The exotic sports car scene only continued to explode, with the F355, Porsche’s 993 and 996, the Lotus Esprit V8, and Aston Martin’s V8 Vantage. These are all cars that were on par with the likes of Lamborghini’s Diablo.
But the supercars of the 1990s were entirely different…
Ferrari’s F40 and F50 were 1990s supercars; the RUF CTR-2 was the 1990s replacement for the infamous Yellowbird; Jaguar’s XJ220, Bugatti’s EB110, Pagani’s Zonda, Gordon Murray’s McLaren F1(!) - those are all supercars from the 1990s.
All limited in production, all peerless in performance, and they were all a cut above the already avant-garde exotic sports cars from that same period from some of those same manufacturers.
In the last 20 years, “supercar” has become unctuously ubiquitous, a term that became so common that someone decided another, better, fancier, more luxurious and rarefied word was required: Hypercar.
But there is no such thing as a hypercar, such a concept doesn’t exist beyond our own imaginations. To embrace this reality, you need to accept how “supercar” has been grossly and irresponsibly used.
As technology excels - seemingly in tandem with the demand for better, faster, more powerful sports cars - sports car manufacturers are all pursuing cutting-edge everything, and there’s no shortage of competition.

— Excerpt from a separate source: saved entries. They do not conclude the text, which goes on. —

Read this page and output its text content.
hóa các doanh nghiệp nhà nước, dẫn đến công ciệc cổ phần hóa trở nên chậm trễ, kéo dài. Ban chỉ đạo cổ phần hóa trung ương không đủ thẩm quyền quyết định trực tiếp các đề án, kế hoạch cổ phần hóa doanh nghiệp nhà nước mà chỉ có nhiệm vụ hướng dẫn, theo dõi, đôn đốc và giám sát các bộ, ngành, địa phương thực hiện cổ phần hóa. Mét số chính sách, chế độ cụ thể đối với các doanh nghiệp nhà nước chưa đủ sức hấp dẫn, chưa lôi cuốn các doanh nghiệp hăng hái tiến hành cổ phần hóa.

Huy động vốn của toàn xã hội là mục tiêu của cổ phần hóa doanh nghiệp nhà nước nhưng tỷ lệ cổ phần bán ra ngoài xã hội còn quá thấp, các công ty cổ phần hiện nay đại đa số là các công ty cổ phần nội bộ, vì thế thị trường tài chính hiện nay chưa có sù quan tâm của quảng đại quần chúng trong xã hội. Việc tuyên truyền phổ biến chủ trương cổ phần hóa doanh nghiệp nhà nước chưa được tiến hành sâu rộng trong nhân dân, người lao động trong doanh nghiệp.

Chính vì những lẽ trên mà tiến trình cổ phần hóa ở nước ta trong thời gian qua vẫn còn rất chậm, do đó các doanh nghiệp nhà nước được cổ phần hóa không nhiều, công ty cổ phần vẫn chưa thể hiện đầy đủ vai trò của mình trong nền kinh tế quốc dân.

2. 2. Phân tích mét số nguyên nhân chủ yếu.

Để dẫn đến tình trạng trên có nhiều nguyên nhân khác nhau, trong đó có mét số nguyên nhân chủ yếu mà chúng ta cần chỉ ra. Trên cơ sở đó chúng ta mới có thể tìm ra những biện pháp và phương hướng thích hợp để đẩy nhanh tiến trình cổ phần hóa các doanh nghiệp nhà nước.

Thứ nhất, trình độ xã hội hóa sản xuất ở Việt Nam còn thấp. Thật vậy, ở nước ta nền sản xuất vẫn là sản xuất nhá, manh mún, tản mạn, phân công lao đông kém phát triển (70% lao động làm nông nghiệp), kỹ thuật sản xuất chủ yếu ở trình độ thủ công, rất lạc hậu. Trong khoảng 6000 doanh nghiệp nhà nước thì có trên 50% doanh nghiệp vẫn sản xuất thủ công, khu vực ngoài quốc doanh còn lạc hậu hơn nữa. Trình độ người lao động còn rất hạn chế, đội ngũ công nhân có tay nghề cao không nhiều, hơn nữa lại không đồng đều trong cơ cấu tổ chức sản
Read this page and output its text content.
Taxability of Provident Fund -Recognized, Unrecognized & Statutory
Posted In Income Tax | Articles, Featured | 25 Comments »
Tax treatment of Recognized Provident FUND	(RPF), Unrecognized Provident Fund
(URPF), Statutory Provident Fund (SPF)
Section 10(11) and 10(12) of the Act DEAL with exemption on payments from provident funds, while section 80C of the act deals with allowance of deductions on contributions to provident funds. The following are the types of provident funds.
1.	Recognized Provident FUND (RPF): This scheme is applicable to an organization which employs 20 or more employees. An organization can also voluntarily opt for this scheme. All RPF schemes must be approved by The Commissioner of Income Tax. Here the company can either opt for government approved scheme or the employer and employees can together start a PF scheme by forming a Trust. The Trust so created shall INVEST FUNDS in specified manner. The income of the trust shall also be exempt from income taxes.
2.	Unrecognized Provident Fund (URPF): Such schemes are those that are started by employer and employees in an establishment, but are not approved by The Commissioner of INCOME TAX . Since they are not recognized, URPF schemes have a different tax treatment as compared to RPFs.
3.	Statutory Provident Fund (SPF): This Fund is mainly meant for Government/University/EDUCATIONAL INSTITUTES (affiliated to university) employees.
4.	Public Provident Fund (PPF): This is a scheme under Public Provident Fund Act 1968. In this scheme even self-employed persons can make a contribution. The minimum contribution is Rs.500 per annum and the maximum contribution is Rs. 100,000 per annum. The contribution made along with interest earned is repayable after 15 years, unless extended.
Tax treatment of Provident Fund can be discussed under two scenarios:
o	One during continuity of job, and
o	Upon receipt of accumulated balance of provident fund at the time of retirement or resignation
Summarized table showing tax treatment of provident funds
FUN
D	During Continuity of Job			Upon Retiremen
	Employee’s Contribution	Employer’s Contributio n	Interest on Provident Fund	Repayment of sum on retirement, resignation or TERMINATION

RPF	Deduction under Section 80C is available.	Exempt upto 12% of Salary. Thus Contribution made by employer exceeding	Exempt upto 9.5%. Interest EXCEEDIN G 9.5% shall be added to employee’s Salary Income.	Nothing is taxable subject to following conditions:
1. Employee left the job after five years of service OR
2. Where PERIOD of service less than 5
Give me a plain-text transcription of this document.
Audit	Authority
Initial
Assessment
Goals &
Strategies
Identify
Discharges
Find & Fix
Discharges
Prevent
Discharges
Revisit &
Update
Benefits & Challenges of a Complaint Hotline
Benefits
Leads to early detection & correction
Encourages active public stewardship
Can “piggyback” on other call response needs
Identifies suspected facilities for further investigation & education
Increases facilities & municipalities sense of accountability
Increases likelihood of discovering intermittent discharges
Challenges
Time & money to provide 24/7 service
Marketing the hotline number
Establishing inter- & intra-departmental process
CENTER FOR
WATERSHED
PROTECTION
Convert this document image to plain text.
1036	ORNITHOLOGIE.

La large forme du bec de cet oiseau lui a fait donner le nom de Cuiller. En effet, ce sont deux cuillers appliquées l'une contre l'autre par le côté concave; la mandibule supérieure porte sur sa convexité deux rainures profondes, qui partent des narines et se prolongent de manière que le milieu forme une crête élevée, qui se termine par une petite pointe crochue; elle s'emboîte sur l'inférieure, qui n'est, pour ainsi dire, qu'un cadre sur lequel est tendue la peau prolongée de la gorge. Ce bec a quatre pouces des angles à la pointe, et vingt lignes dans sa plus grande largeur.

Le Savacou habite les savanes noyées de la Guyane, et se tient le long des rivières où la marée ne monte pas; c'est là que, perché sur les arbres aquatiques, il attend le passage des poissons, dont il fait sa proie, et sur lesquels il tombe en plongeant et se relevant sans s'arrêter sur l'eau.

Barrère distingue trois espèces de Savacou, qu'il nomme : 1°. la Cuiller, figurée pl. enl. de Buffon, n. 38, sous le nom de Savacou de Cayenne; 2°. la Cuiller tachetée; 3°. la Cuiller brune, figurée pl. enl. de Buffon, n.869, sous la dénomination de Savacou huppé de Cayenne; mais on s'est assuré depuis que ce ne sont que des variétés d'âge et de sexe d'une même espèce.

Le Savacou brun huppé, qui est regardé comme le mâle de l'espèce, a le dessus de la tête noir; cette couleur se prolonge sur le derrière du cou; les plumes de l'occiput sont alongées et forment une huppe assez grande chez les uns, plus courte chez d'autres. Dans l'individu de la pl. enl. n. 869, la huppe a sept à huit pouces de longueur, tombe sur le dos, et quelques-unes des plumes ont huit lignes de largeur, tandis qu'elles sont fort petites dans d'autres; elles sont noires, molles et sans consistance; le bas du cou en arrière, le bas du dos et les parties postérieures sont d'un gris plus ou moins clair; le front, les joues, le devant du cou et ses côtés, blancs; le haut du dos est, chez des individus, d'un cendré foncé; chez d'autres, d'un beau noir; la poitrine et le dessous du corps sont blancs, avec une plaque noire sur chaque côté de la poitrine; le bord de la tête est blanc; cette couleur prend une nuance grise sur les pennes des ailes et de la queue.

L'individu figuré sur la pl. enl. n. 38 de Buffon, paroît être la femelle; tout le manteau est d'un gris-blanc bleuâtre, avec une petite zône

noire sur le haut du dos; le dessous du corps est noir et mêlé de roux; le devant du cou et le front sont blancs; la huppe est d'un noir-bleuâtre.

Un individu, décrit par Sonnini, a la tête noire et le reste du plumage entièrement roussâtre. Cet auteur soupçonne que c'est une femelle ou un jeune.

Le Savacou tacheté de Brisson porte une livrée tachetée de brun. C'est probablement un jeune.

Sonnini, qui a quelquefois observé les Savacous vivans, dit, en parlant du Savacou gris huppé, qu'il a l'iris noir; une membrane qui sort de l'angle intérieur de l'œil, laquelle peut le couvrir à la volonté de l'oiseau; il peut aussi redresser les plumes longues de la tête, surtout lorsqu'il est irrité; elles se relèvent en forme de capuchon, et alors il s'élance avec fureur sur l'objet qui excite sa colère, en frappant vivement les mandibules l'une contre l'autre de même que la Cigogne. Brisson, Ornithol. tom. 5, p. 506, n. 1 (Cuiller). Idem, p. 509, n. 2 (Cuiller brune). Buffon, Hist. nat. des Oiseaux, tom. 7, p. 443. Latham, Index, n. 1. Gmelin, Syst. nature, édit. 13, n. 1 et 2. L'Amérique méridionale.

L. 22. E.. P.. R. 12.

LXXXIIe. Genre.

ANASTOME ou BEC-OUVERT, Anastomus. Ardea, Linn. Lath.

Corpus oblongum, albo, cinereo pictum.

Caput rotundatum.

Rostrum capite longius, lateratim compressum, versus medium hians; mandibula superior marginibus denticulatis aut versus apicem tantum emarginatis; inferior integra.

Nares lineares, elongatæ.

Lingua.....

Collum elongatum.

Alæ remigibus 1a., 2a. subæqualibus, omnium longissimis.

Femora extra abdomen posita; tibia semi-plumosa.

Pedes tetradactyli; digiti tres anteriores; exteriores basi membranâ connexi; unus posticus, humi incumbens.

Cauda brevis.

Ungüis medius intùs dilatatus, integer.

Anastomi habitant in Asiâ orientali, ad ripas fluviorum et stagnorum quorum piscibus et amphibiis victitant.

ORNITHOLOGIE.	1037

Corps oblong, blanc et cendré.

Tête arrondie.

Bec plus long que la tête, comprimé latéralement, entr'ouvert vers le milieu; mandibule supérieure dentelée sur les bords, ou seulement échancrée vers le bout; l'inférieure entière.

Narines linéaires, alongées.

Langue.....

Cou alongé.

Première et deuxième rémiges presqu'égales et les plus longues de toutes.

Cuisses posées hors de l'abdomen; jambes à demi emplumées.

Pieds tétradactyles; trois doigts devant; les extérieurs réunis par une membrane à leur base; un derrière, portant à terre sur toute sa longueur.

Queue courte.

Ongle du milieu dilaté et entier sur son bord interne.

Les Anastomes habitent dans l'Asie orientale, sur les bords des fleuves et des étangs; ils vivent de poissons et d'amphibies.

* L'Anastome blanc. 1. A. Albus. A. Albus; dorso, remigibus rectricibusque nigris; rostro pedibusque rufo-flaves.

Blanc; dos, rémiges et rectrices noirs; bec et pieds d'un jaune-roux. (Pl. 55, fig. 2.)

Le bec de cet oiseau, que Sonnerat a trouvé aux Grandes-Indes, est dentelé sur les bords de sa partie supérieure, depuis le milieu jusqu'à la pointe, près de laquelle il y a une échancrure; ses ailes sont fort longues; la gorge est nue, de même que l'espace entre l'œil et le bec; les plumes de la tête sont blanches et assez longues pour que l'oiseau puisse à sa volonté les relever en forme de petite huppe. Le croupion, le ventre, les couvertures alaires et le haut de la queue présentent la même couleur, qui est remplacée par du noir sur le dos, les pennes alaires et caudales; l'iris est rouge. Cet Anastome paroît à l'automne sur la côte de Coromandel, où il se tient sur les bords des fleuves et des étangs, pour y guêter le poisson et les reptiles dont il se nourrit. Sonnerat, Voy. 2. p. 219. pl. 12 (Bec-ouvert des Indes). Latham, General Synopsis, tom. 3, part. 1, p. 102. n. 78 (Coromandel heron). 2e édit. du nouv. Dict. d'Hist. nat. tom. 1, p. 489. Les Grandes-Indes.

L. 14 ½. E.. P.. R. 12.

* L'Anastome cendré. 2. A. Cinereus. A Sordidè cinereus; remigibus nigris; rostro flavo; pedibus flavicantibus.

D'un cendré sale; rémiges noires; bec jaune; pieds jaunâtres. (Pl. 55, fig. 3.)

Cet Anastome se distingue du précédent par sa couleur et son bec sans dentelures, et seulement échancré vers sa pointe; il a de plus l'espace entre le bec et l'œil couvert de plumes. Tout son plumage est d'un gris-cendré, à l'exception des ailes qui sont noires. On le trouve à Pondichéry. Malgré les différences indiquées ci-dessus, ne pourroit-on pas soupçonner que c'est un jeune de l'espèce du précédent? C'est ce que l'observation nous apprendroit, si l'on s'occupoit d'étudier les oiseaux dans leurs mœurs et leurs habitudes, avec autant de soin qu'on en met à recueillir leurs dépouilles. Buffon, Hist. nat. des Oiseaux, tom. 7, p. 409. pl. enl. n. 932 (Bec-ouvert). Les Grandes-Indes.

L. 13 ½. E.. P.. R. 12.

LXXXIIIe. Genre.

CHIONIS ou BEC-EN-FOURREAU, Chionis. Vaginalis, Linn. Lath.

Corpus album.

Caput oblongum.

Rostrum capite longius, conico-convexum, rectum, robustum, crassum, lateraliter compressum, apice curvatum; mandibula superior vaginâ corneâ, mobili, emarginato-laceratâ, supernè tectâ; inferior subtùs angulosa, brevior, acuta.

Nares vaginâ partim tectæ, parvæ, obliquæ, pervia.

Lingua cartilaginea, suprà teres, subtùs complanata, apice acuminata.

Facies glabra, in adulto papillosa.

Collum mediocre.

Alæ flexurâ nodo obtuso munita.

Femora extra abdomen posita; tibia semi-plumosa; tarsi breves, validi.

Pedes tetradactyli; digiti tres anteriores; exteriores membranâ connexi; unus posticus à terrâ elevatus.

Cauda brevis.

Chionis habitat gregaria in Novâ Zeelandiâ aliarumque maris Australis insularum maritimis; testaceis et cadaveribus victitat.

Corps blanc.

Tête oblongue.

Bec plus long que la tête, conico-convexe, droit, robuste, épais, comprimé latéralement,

These days, if you don’t like a particular manufacturer, there are half a dozen others who are offering a similar car at a similar price with similar performance numbers - in that scenario, there are no supercars, because you can have your pick from every (exotic) sports car manufacturer!
Now when Volkswagen presented the Veyron under the Bugatti name, that was a supercar. The Mercedes-Benz SLR McLaren is a supercar. The Ford GT, the Aston Martin One-77, the McLaren Senna, the Porsche Carrera GT, the Lexus LFA, the Lamborghinis Veneno and Sesto Elemento are supercars; the Enzo and the LaFerrari - those are supercars!
But all of those manufacturers also make “ordinary” sports cars and, in some cases, exotic sports cars. So it seems that some people have taken it upon themselves to misinform the masses that they own a “supercar” simply because they purchased a(n exotic) sports car from a manufacturer that also occasionally produces a supercar.
The owners of LaFerraris and LaFerrari Apertas don’t feel cheated because 488 owners have started referring to their 488s as supercars - and it’s also not the owners of the likes of LaFerraris who coined the phrase hypercar.
…that word was coined by the same people who refer to their exotic sports cars as supercars, so that supercar owners could have a newer, better word to describe their supercars. Those people are nuts, and I’m not that kind of doctor.
(…technically, not even the other kind).